Lastly, successful marketers have become content providers. We are all functioning under a new communications model, in which a unidirectional talking to people has given way to an omni-directional conversing with people, enabled and required by social media. In today's interpersonal marketing environment, marketers are less communicators than they are conversationalists. And the hallmark of a good conversationalist is the ability to provide engaging content.

To be sure, commercial marketers can draw more from social marketing. For example, they need to develop a stronger appreciation for the power of motivation and conversation -- engaging audiences on their own terms.

Likewise, social marketers will find it useful to behave more like commercial marketers by being more willing to take creative risks, further pushing the envelope of emotion and innovation. And they should examine more critically what it means for something to be evidence-based -- and whether too-strict an interpretation of that concept hampers innovation. An absence of data or literature should not be a reason to abandon a great idea.

I am not suggesting that we stop worrying about effectiveness. But we should not confuse it with measurement. It used to be said that if you can't measure it, you can't manage it. That's nonsense.

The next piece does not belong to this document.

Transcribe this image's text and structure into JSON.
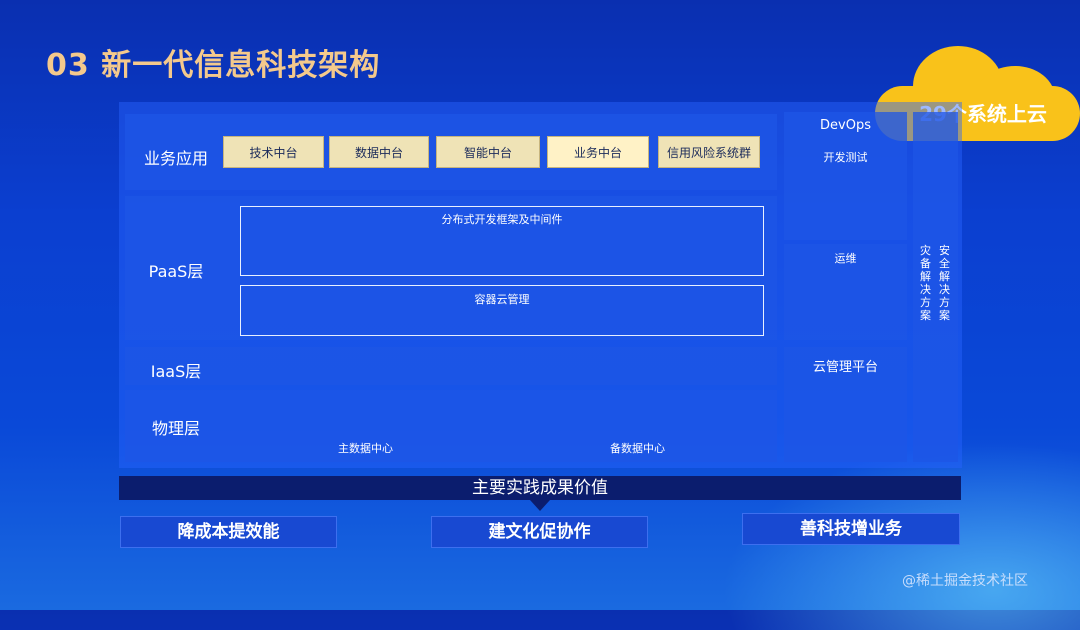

So often is the case that in life, as in marketing, people become closed off to new ideas. Typically, Mark Twain was spot on when he opined on the topic.

"Education consists mainly in what we have unlearned," he said.

To capitalize on the changing landscape of communications we do have to put aside some of the learning -- the orthodoxies and the conventions -- which trammels us and can prevent a "bias to action." It is this bias to action that ultimately serves a cause as well as it would do a company.

Young is the CEO of Ogilvy & Mather Worldwide. This was adapted from a speech he gave at an international conference on social marketing.